There was barely an electric guitar in sight on the first night of Liverpool Sound City, when The Human League, A Certain Ratio and Art of Noise celebrated (and demonstrated) the innovation of sound. Guna Veinberga was on the same wavelength for BIMM Life.
This year’s Liverpool Sound City, which took place in May, was not only the event’s 10th anniversary, it was also a celebration of the innovation of sound. On the first night, dedicated fans gathered at Clearance Docks to experience a one-of-a-kind evening, with performances from three legendary avant-pop acts: A Certain Ratio, Art Of Noise and, in the headline slot, The Human League.
An early highlight was watching the badass arranger Anne Dudley, one-third of Art Of Noise, on the stage (the AONers being engineer Gary Langan and programmer JJ Jeczalik); she had real charisma.
The support sets were a magical build-up for the stars of the night: 80s synth-pop pioneers The Human League. Philip Oakey, who has been lead singer of the band since day one, proved that some things, like his voice, are timeless.
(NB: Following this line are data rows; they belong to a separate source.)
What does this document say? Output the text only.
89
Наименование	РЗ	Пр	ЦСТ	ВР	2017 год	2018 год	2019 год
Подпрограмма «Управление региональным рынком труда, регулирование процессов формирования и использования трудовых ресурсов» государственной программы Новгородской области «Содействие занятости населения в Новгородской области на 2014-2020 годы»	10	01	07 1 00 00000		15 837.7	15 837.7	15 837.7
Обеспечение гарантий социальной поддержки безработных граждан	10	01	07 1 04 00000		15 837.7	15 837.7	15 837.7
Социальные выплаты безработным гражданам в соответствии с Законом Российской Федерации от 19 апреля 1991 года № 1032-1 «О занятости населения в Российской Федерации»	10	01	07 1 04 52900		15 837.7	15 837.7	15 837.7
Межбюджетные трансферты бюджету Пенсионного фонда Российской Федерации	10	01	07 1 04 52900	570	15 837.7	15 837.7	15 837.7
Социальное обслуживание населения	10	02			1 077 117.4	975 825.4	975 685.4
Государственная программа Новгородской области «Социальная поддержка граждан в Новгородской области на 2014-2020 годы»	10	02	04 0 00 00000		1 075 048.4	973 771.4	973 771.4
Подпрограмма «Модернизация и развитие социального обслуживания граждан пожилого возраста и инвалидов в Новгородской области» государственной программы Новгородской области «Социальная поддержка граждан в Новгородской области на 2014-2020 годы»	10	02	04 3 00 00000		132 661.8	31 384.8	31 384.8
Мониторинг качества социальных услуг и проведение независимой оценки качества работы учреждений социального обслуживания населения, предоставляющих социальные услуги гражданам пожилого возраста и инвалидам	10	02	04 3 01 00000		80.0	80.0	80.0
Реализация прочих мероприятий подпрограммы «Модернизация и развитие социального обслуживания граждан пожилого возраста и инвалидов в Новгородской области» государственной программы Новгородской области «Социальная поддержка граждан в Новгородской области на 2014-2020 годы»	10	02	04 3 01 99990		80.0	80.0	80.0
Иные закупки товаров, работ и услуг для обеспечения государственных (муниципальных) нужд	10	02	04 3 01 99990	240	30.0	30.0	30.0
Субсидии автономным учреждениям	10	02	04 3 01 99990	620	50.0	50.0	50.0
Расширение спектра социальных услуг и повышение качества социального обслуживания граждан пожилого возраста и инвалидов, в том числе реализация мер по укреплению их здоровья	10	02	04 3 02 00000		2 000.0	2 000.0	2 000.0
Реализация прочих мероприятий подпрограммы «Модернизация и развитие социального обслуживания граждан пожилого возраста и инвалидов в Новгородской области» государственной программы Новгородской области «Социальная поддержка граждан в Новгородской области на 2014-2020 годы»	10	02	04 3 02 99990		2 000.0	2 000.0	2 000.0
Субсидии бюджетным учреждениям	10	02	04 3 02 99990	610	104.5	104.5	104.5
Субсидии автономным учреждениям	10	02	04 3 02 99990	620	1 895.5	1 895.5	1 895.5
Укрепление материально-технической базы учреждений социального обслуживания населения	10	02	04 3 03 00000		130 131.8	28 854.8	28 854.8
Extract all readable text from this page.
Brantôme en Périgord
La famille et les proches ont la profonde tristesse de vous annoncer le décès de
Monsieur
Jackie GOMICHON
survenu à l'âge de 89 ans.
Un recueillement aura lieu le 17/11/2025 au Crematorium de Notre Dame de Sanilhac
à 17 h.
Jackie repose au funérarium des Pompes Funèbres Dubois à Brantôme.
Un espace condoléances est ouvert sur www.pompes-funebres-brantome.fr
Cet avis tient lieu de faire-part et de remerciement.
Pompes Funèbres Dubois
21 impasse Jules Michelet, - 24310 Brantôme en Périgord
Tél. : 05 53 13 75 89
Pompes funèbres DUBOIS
The lights, different projections, including Pac-Man, and the flamboyant stage costumes of the two female vocalists - Joanne Catherall and Susan Anne Sulley - enhanced the 14-song show, charging everyone present with positive energy. Safe to say, after Being Boiled and Together In Electric Dreams, the grandiose encore, everyone’s cheeks hurt from smiling and feet from dancing. Liverpool had not seen a bigger sing-along or better proof that live music is the cure and can unify all.